- Piri-piri sauce
- Roasted red pepper
- Cooked onion
- Emmental cheese
- Apple compote
- Homemade bread roll
Origin of the dish
We take our inspiration from the gastronomy of Portugal to bring you a substantial recipe that combines moist chicken with piri-piri sauce to make a really tasty dish with a hint of hot spice.
This summer we’re travelling to Lisbon to present the Piri Piri, a sandwich with chicken, piri-piri sauce, Emmental cheese, roasted red pepper, cooked onion and apple compote; ingredients that we serve in our homemade bread roll.
Piri-piri sauce is the recipe’s star component. It’s a condiment which is indispensable in any Portuguese home, having arrived in that country by way of its African colonies. It’s made from a mixture of chili peppers, sweet red pepper, coriander and cayenne. The result is a creamy sauce with a slight hint of hot spice, which reveals the influence of the new ingredients brought back from the colonies to form an essential part of Portugal’s gastronomy. In fact, the name comes directly from the Swahili piri-piri, which means “pepper-pepper”.
The piri-piri sauce adds a hot spicy touch that fills the entire mouth.
The recipe we offer is hot and hearty, ideal to savour as the main course. The tenderness of the chicken combines perfectly with the Emmental cheese, roasted pepper and cooked onion, while the apple compote brings a juicy touch and the piri-piri adds its prominence in the mouth as the main flavour of the dish.
For centuries, Portugal had colonies on several of the world’s continents, and they significantly influenced the country’s gastronomy. A clear example of this is the star ingredient of our recipe, the piri-piri, which originated in Africa and is commonly found in Angola, Namibia and Mozambique.
Piri-piri is also known as peri-peri, pili-pili, African Red Devil or chili. It’s a member of the Capsicum frutescens family, which produces hot chilies. The fruits normally measure from 8 to 10 centimetres in length and are initially green in colour, turning bright red as they mature.
This chili is ideal for seasoning meat and fish, and is exquisite when grilled, roasted in the oven or cooked on the hotplate. The sauce for which it is a base is so popular in Portugal that it is marketed to spice up popular dishes like piri-piri chicken, a recipe used all over the country.

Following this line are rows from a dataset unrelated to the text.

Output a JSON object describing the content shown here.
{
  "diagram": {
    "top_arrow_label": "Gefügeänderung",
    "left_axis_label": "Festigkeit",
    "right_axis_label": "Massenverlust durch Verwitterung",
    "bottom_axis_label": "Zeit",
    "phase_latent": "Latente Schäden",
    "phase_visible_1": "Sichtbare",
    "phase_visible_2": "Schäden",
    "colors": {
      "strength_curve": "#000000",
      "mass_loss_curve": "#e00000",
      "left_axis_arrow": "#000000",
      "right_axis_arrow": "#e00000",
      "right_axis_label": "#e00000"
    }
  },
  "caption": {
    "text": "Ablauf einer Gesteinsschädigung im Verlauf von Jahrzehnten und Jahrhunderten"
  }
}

Portugal and the sea, a binomen impossible to separate. Portuguese culture, cuisine and customs would not be the same without all that the country’s explorers contributed through their maritime expeditions.

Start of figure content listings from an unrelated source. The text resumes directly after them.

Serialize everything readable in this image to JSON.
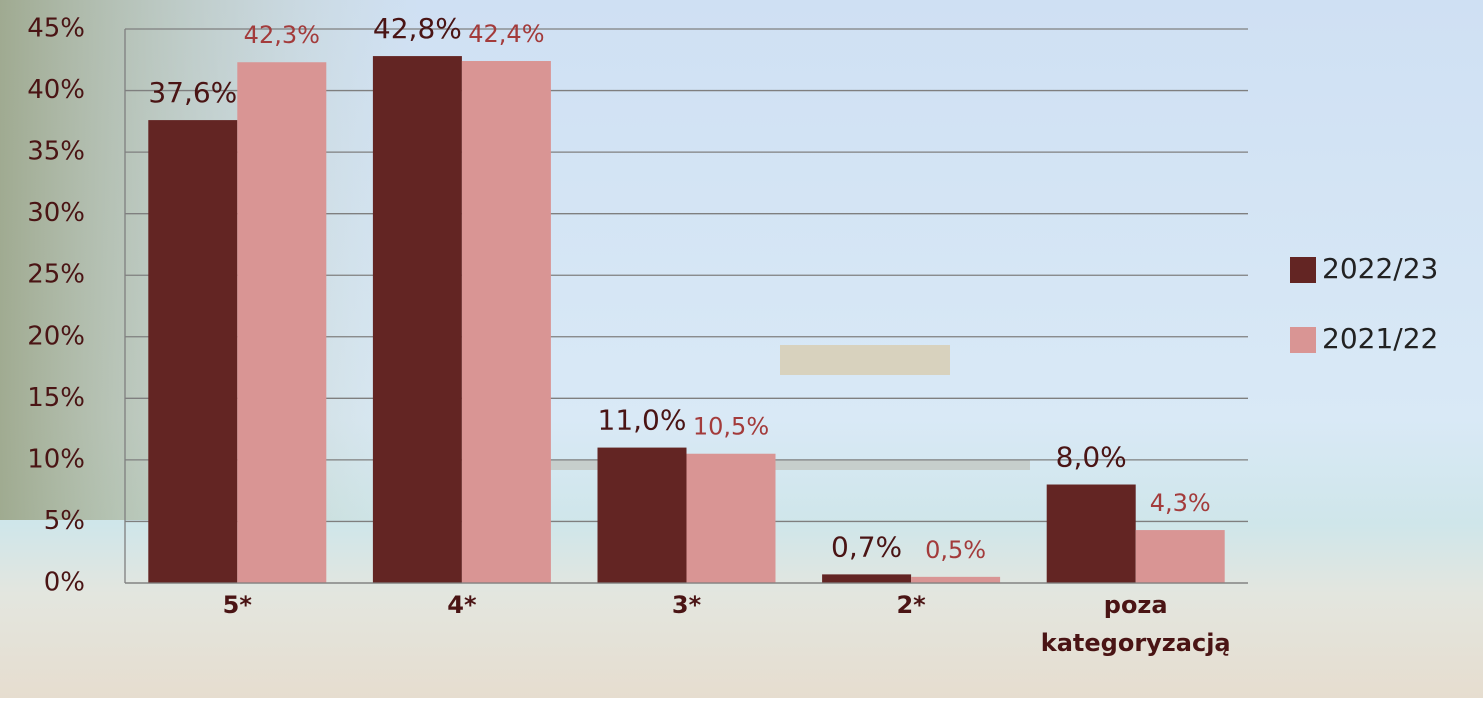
{
  "chart_data": {
    "type": "bar",
    "categories": [
      "5*",
      "4*",
      "3*",
      "2*",
      "poza kategoryzacją"
    ],
    "series": [
      {
        "name": "2022/23",
        "color": "#632523",
        "values": [
          37.6,
          42.8,
          11.0,
          0.7,
          8.0
        ],
        "value_labels": [
          "37,6%",
          "42,8%",
          "11,0%",
          "0,7%",
          "8,0%"
        ]
      },
      {
        "name": "2021/22",
        "color": "#d99594",
        "values": [
          42.3,
          42.4,
          10.5,
          0.5,
          4.3
        ],
        "value_labels": [
          "42,3%",
          "42,4%",
          "10,5%",
          "0,5%",
          "4,3%"
        ]
      }
    ],
    "ylim": [
      0,
      45
    ],
    "yticks": [
      {
        "value": 0,
        "label": "0%"
      },
      {
        "value": 5,
        "label": "5%"
      },
      {
        "value": 10,
        "label": "10%"
      },
      {
        "value": 15,
        "label": "15%"
      },
      {
        "value": 20,
        "label": "20%"
      },
      {
        "value": 25,
        "label": "25%"
      },
      {
        "value": 30,
        "label": "30%"
      },
      {
        "value": 35,
        "label": "35%"
      },
      {
        "value": 40,
        "label": "40%"
      },
      {
        "value": 45,
        "label": "45%"
      }
    ],
    "grid": true,
    "legend": "right"
  }
}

The Portuguese began navigating the world’s oceans in the 14th century. But it would not be until the 15th and 16th centuries that they would initiate what came to be known as the Portuguese discoveries, a series of voyages and explorations carried out between 1418 and 1543. These discoveries led to Portugal’s colonial expansion and contributed to drawing a new world map. They were the result of an initiative that arose at the end of the Reconquista (reconquest of the Iberian Peninsula) with the aim of finding new, alternative trade routes to those of the Mediterranean Sea.
Portugal became the world’s leading maritime power as a result of her discoveries, her oceanographic survey of the Atlantic and her seafarers’ development of new navigation techniques and methods. So it should come as no surprise that she was the birthplace of the earliest explorers. Worthy of particular note amongst these is Ferdinand Magellan, the first person to circumnavigate the Earth; Bartolomeu Dias, the first European mariner to round what we now know as the Cape of Good Hope but which, at that time in 1488, was called the Cape of Storms, and, some years later, Vasco da Gama, who discovered that it was possible to sail around the tip of Africa and continue on to India. It was following this landmark achievement that the cape was ordered to be named Cape of Good Hope.